5
Pro tip: Saw my old portfolio from 3 years ago and cringed hard
Found a folder from 2021 with my early digital paintings last weekend and the brushwork was SO chunky and muddy compared to now. Anyone else look back at their old stuff and feel like they've leveled up way more than they realized?
3 comments
Log in to join the discussion
Log In3 Comments
jackson.matthew27d ago
Wait, hold on - are you sure those chunkier brush strokes aren't just a style choice that evolved? I used to beat myself up over my old linework being too stiff, but then I realized I was trying to imitate digital artists who used custom brushes I didn't have yet. Your mileage may vary, but sometimes cringing at old work means you learned what tools actually fit your hand, not just that you got better technically.
6
jamiew5327d ago
Look, my man jackson.matthew got a point about style evolving but I gotta say sometimes old work just looks bad. I found a sketchbook from 2020 with these weirdly proportioned faces where the eyes were like twice the size they should be. Not a style choice, just me not knowing anatomy yet. Three years later I can nail a portrait in under an hour. Sometimes a muddy painting is just a muddy painting and that's okay. Not everything has to be some deep artistic journey, you know? Sometimes you just got better at your craft.
1
keith_rivera1920d ago
Man, that hits close to home.
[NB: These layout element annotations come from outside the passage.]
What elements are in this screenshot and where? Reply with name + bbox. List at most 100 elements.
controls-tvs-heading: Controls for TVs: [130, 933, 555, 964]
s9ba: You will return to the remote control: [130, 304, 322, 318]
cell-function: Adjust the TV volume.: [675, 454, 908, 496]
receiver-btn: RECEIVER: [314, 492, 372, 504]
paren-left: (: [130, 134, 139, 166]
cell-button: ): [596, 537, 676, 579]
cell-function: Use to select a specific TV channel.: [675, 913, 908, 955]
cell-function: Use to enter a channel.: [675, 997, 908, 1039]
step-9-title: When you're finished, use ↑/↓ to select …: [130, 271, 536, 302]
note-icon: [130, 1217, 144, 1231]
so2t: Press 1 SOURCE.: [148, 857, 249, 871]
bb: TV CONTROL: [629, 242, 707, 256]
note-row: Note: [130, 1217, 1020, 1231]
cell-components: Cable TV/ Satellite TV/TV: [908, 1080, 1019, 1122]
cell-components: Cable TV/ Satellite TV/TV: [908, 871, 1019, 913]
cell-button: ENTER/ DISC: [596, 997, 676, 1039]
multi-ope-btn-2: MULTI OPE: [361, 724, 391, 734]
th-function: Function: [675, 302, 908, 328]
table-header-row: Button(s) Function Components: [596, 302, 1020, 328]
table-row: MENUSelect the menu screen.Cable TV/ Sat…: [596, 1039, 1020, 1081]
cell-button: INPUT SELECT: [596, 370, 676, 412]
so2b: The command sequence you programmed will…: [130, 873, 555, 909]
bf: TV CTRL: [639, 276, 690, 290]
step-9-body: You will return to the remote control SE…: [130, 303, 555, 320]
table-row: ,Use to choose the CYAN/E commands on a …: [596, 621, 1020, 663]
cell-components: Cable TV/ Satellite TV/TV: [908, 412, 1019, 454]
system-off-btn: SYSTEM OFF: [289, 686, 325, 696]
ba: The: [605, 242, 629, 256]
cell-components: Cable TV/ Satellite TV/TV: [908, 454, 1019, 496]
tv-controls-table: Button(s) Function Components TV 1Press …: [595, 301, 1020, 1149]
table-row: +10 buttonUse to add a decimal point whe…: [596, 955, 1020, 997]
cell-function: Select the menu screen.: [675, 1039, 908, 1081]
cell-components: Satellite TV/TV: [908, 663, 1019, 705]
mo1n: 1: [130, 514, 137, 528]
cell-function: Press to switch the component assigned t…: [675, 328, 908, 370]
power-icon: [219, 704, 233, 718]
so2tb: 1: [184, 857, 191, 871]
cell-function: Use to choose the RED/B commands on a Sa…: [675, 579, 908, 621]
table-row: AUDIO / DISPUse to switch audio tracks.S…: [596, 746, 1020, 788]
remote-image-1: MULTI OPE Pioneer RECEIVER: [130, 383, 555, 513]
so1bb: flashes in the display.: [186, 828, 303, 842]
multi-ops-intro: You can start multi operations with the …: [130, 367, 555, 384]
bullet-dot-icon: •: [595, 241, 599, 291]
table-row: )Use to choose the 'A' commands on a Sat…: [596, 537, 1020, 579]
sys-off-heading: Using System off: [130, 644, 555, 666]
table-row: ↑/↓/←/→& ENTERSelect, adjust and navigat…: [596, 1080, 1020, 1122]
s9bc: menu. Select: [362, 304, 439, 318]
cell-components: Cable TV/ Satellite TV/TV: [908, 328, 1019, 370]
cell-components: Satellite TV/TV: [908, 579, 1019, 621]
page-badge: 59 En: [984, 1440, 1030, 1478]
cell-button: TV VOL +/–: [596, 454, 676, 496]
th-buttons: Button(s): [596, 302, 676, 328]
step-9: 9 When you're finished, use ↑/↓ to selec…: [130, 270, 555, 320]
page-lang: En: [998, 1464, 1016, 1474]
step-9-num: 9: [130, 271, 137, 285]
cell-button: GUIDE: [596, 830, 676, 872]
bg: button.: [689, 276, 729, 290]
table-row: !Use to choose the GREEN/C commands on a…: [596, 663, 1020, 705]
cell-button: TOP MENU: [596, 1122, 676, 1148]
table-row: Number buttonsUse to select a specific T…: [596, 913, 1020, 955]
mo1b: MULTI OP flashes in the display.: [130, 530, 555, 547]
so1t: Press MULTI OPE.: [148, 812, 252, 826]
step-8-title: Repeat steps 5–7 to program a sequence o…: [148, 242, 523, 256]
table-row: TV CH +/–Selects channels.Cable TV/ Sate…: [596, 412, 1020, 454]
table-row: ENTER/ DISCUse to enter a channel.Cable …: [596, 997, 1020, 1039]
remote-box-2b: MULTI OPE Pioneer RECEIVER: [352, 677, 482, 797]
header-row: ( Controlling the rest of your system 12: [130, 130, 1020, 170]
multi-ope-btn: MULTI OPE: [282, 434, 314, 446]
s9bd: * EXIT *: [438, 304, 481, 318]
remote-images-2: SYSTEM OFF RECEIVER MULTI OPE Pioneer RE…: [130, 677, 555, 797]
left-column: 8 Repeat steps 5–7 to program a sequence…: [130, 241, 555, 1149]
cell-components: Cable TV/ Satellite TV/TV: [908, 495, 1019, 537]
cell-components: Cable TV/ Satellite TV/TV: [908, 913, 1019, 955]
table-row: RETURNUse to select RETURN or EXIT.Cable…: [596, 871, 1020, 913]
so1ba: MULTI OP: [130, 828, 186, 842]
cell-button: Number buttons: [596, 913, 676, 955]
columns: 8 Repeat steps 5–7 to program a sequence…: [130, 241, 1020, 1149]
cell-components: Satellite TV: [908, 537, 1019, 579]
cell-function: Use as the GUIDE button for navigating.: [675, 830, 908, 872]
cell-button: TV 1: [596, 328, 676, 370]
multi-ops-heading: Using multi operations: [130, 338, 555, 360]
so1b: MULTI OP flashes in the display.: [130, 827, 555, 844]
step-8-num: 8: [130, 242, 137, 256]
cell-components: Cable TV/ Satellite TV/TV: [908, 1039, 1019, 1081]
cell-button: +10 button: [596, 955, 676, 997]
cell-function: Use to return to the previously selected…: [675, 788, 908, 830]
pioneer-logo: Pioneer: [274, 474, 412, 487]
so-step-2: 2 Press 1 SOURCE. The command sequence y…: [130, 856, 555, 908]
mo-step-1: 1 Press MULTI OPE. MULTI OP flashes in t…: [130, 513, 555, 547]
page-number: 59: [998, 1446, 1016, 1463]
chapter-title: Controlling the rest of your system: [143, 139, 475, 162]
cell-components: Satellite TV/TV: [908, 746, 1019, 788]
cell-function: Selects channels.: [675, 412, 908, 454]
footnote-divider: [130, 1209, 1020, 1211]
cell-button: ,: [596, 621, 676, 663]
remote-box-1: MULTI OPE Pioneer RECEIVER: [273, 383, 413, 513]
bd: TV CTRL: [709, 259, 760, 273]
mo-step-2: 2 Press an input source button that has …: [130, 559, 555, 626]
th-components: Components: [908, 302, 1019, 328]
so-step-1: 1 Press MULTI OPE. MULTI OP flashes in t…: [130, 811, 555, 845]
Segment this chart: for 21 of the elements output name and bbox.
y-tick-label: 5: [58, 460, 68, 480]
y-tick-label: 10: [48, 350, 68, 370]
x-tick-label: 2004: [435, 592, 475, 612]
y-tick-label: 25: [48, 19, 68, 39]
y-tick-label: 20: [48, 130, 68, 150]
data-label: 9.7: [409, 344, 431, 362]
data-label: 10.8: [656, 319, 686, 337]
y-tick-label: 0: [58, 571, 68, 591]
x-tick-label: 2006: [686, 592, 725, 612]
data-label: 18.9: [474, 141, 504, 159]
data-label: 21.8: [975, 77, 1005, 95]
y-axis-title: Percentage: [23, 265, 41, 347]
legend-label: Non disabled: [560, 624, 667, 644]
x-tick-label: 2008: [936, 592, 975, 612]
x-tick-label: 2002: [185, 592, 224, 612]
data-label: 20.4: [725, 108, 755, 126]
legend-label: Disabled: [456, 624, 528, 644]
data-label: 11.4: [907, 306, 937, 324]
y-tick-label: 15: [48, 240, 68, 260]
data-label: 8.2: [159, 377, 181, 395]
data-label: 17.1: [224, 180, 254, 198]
It's like how people say your taste improves before your skill does, but nobody talks about how embarrassing that gap feels. I notice the same thing with cooking too - I used to follow recipes exactly and still mess them up, but now I can throw stuff together and it actually works. That old sketchbook phase is basically a training montage you didn't ask for. You just gotta trust that the ugly stuff was part of the process, not some deeper meaning.